At EMD Millipore, Sébastien Ribault, Ph.D., head of predevelopment-technology-collaboration, biomonitoring R&D, lab solutions, detailed a nucleic sample preparation kit called MilliPrep. “We’re not developing protein sample preparation with it. We’re removing protein from the sample.” This kit, he said, is a response to a sample-preparation technology that was time-consuming, generated false positives because of the steps required for sample preparation, and was not adapted for the molecular biologists’ workflow.
MilliPrep fully integrates the sample-preparation steps within a single, three-step, closed system that combines membrane-based filtration and magnetic bead nucleic acid purification.
To separate eukaryotic cells from mycoplasms, for example, users pipette the sample into the upper chamber of the device and place the device into a centrifuge, where the eukaryotic cells are retained on a membrane between the sample chamber and the capture chamber. “In this step, 99.9 percent of the protein and other contaminants are removed,” Dr. Ribault said.
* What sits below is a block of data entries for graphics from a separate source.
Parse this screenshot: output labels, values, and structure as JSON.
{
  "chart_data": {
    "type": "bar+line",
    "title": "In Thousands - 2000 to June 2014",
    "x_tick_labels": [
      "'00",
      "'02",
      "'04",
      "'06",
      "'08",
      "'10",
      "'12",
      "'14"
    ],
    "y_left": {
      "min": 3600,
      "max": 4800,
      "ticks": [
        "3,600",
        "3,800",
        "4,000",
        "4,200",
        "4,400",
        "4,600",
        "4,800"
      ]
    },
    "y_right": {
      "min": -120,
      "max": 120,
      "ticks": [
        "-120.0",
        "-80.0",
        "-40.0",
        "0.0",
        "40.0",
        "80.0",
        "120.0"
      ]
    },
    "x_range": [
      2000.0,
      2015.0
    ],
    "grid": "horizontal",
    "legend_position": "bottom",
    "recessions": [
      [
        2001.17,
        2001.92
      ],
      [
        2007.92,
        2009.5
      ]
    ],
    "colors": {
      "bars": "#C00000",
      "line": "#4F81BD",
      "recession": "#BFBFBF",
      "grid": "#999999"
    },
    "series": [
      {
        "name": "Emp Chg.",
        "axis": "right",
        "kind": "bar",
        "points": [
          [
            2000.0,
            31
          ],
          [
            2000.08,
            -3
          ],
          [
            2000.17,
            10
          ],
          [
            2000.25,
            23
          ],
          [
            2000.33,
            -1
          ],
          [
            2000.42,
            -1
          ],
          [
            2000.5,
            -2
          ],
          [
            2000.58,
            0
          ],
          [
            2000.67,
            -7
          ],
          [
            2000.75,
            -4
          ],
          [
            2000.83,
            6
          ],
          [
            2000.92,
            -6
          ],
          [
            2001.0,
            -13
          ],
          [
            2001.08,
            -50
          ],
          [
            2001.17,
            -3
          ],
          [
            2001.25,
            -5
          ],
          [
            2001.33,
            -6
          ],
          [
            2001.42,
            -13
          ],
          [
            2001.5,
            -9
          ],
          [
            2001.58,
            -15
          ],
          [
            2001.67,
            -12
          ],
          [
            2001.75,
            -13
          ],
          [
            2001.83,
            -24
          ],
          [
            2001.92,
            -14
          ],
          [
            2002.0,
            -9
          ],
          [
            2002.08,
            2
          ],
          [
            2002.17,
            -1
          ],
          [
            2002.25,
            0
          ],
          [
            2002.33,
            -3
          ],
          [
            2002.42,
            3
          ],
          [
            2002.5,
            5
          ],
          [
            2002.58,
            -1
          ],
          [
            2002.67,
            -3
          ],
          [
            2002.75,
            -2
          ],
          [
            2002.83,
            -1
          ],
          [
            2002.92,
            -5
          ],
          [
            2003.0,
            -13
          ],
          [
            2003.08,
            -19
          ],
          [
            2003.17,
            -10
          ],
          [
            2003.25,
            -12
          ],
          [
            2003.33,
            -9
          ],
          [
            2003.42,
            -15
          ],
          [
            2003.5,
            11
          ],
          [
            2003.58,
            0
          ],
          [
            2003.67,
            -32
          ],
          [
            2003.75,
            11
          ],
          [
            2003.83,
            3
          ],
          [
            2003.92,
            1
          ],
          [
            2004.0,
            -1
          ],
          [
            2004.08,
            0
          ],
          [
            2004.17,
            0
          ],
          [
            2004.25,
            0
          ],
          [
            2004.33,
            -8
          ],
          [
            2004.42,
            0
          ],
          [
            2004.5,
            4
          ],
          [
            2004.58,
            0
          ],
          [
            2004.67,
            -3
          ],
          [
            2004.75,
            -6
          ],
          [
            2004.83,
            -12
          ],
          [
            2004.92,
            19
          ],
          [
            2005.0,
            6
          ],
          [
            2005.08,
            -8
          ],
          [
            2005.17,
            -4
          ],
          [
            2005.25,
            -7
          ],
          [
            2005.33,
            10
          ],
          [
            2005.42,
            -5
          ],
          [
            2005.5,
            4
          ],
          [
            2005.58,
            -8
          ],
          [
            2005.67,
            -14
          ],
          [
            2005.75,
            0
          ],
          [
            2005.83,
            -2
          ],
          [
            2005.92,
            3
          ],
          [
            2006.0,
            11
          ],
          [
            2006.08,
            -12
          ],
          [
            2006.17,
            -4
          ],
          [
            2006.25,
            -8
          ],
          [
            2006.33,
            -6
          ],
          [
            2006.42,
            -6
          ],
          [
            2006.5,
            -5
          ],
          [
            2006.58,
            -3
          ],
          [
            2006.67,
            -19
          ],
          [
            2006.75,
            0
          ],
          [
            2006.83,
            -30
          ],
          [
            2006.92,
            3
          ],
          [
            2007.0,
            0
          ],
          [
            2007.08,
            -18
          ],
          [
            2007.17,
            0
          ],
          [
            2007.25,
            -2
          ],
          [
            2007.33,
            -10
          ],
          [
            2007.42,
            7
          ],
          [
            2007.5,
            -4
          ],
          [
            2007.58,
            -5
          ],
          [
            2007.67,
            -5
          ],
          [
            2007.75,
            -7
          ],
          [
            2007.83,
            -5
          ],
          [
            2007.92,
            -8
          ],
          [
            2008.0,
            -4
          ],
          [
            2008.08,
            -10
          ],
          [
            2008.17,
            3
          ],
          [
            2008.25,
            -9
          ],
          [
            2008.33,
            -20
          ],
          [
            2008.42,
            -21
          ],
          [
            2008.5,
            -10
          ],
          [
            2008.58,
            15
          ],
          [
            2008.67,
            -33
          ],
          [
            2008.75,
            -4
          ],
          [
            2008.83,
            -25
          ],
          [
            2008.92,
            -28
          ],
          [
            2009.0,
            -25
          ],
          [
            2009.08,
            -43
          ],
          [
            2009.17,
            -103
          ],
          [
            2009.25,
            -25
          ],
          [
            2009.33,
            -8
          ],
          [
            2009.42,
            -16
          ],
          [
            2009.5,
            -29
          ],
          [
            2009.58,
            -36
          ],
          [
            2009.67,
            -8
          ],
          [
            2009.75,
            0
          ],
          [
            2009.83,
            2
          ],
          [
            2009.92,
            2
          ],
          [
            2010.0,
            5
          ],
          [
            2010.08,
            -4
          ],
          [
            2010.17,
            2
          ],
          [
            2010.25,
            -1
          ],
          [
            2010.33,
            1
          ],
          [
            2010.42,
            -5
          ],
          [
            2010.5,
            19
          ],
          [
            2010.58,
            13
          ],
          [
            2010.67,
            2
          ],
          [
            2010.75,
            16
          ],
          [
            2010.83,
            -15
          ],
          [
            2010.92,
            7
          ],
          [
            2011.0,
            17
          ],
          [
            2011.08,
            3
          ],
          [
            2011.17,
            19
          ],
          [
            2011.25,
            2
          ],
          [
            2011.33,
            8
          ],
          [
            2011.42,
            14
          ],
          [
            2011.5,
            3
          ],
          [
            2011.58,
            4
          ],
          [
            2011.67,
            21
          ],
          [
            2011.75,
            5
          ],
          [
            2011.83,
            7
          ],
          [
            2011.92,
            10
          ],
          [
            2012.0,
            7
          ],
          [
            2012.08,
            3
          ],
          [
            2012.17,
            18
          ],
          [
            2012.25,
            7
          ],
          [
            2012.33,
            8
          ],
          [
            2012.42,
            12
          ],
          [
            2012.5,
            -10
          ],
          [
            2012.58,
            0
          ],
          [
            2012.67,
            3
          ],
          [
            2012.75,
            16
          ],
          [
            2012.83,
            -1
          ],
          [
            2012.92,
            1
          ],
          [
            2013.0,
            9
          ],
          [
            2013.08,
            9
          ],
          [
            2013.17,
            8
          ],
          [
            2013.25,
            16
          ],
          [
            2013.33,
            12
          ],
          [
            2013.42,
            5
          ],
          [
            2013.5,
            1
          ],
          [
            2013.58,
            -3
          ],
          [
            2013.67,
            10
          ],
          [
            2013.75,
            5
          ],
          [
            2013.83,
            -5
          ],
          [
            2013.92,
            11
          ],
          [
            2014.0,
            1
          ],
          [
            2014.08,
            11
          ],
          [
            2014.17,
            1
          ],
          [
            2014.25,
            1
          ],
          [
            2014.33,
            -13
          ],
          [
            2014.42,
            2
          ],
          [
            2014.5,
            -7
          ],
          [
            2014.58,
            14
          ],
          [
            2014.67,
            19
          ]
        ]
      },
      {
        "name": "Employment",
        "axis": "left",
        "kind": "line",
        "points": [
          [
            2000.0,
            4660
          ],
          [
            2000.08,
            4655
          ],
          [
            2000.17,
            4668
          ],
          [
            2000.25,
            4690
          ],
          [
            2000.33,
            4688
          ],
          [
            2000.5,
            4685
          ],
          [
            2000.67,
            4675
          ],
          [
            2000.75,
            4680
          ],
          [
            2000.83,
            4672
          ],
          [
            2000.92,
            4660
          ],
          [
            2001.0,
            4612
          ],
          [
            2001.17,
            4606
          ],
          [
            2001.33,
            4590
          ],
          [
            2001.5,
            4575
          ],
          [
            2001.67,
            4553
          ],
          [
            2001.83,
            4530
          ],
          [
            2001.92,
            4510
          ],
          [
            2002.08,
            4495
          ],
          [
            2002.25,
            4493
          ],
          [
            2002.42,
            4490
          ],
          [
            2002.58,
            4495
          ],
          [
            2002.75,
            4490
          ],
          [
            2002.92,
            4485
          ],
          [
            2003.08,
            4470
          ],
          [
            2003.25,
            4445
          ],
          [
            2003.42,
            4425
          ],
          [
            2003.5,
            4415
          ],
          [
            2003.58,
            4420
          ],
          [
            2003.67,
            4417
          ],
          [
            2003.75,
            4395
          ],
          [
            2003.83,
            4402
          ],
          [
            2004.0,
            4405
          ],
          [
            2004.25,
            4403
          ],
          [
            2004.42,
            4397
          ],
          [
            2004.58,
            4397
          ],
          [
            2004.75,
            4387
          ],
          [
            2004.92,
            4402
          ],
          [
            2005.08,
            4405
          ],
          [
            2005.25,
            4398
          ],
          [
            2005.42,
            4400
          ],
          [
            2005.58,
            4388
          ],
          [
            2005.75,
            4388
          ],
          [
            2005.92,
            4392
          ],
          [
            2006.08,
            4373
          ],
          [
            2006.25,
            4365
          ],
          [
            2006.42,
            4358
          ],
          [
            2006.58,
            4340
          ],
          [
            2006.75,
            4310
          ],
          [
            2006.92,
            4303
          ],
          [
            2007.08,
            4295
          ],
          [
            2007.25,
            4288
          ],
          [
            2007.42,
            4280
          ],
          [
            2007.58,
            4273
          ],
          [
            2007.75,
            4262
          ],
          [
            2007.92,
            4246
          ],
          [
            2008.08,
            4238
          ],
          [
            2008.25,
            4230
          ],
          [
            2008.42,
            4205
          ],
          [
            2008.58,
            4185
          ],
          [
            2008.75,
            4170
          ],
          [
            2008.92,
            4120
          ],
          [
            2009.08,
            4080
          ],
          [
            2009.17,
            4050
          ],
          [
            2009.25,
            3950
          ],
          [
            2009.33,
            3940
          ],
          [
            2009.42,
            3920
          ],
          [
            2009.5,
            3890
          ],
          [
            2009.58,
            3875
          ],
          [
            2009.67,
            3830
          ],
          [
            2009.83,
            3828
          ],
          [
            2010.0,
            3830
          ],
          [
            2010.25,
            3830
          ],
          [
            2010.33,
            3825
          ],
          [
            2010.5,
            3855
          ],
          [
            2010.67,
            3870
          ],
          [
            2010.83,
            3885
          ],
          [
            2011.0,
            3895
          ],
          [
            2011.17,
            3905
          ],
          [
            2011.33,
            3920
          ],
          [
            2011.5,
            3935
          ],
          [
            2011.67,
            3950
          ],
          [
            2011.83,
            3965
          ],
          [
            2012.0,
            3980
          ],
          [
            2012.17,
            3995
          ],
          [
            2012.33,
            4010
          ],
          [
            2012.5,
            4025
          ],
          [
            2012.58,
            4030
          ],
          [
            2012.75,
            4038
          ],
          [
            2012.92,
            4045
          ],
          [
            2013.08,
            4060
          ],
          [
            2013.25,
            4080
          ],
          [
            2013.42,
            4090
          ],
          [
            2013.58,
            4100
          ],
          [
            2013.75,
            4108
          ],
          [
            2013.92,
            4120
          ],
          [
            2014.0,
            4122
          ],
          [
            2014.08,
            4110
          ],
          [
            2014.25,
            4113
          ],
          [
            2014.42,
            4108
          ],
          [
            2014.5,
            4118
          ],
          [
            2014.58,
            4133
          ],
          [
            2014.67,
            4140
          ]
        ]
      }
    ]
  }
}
Mycoplasma are trapped on an asymmetric membrane, and fluid is drained into a waste tank at the bottom of the cartridge. “The remaining 0.1 percent of contaminants is removed with the fluid.” Then, a lysing reagent is added. The sample is incubated and then centrifuged again to recover targeted mycoplasma nucleic acids.
According to Dr. Ribault, “The process eliminates false positives. It processes 20 mL volumes, which are 20 times higher than traditional column methods. Hands-on time is less than 30 minutes for ten devices.”